Artist Reconstructs Faces Using DNA Left Behind in NYC and a 3D Printer -- Considers Implications of 'Genetic Surveillance

"...leaving artifacts which anyone could come along and mine for information."

There is human DNA discarded carelessly all over New York City and one artist has been picking up a little of it and making facial reconstructions of what its owner might look like. Sound creepy? Perhaps, but it's possible to an extent and speaks of larger themes of like the potential for surveillance.

"I’ve worked with face recognition and speech recognition algorithms in the past, but I had never considered the emerging possibility of genetic surveillance; that the very things that make us human: hair, skin, saliva, become a liability as we constantly face the possibility of shedding these traces in public space, leaving artifacts which anyone could come along and mine for information," Heather Dewey-Hagborg, a self-described information artist, wrote in a blog post introducing the concept that she has spent about a year working on.

Here is Dewey-Hgborg's self-portrait made from her own DNA. (Photo: Brian House via Heather Dewey-Hagborg)

Seeing a hair in the crack of a piece of glass, spurred Dewey-Hagborg to think of who its owner might be, what they look like, what their personality is like, etc. With these questions her "Stranger Visions" project was born.

To make her point regarding genetic surveillance, Dewey-Hagborg has been using currently available technology, which she wrote allows her to extract DNA from hair, locate certain traits and create what a person's face might look like.

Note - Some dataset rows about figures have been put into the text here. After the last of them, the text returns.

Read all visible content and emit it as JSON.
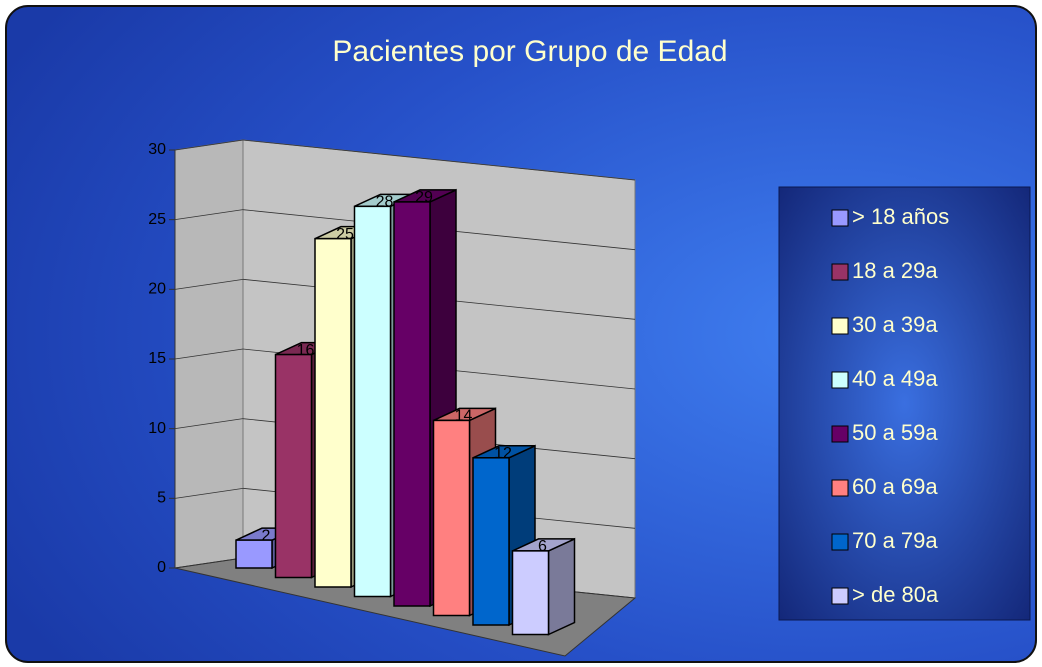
{
  "chart_data": {
    "type": "bar3d",
    "title": "Pacientes por Grupo de Edad",
    "series": [
      {
        "name": "> 18 años",
        "color": "#9999ff",
        "values": [
          2
        ]
      },
      {
        "name": "18 a 29a",
        "color": "#993366",
        "values": [
          16
        ]
      },
      {
        "name": "30 a 39a",
        "color": "#ffffcc",
        "values": [
          25
        ]
      },
      {
        "name": "40 a 49a",
        "color": "#ccffff",
        "values": [
          28
        ]
      },
      {
        "name": "50 a 59a",
        "color": "#660066",
        "values": [
          29
        ]
      },
      {
        "name": "60 a 69a",
        "color": "#ff8080",
        "values": [
          14
        ]
      },
      {
        "name": "70 a 79a",
        "color": "#0066cc",
        "values": [
          12
        ]
      },
      {
        "name": "> de 80a",
        "color": "#ccccff",
        "values": [
          6
        ]
      }
    ],
    "ylim": [
      0,
      30
    ],
    "yticks": [
      0,
      5,
      10,
      15,
      20,
      25,
      30
    ],
    "grid": true,
    "legend": "right"
  }
}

She has taken DNA samples found on the streets of New York City from a cigarette butts and gum and has been able to determine gender, ethnicity (based on the mother's side) and eye color. Take a look at the face's she has been able to reconstruct based on her DNA analysis here.

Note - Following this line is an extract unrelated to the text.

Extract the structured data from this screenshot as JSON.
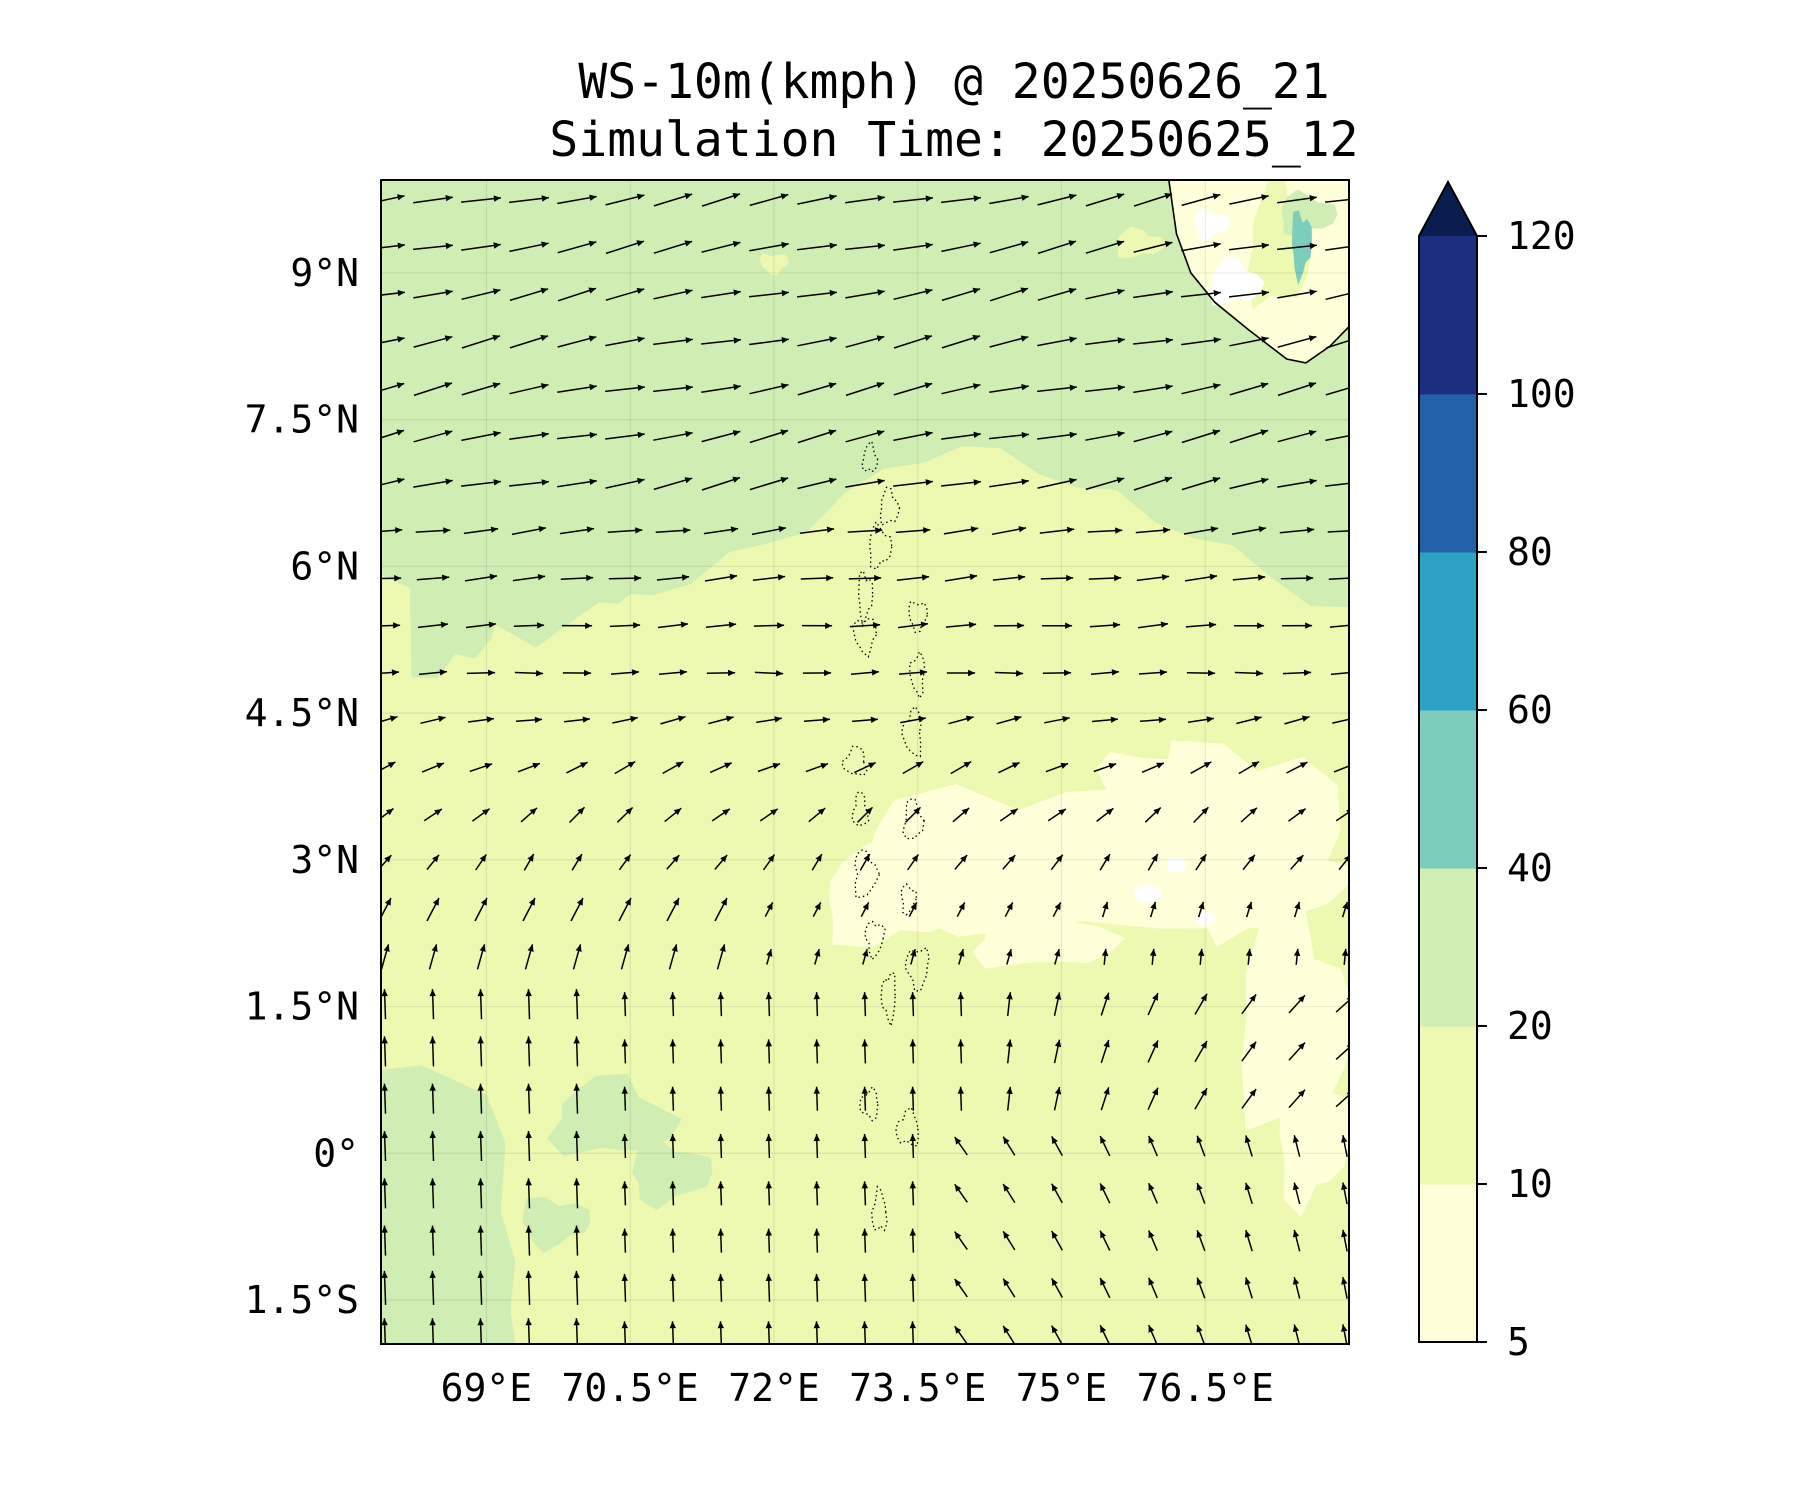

Dewey-Hagborg told CoExist recently that while her reconstructions might have some resemblance to the actual person, she would need to include more traits to make them more accurate and as of right now, she said, "it's just impossible." But with rapidly advancing technology, it's not inconceivable.

Dewey-Hagborg described the software that allows her to conduct such genetic analysis and make physical assumptions about a person. She tested out the software she refined for her purposes on a few people who had made their genetic code available on the Web and compared her models of them based on their DNA to their actual faces (see the comparisons here and here).

Listen to Dewey-Hagborg talk about her project and its point in this presentation:

Here Dewey-Hagborg shows how close her software can come to matching Kurt Anderson (below) from Studio 360, a co-production of Public Radio International and WNYC Radio.

Dewey-Hagborg said she isn't able to tell age from the DNA, so it usually generates a person in their 20s. (Image: YouTube screenshot)

Watch the clip:

Overall, Dewey-Hagborg told CoExist that she hopes the project is thought provoking to people.

In January, her work for Stranger Visions was featured in a showcase at Eyebeam, a nonprofit art and technology center located in New York City.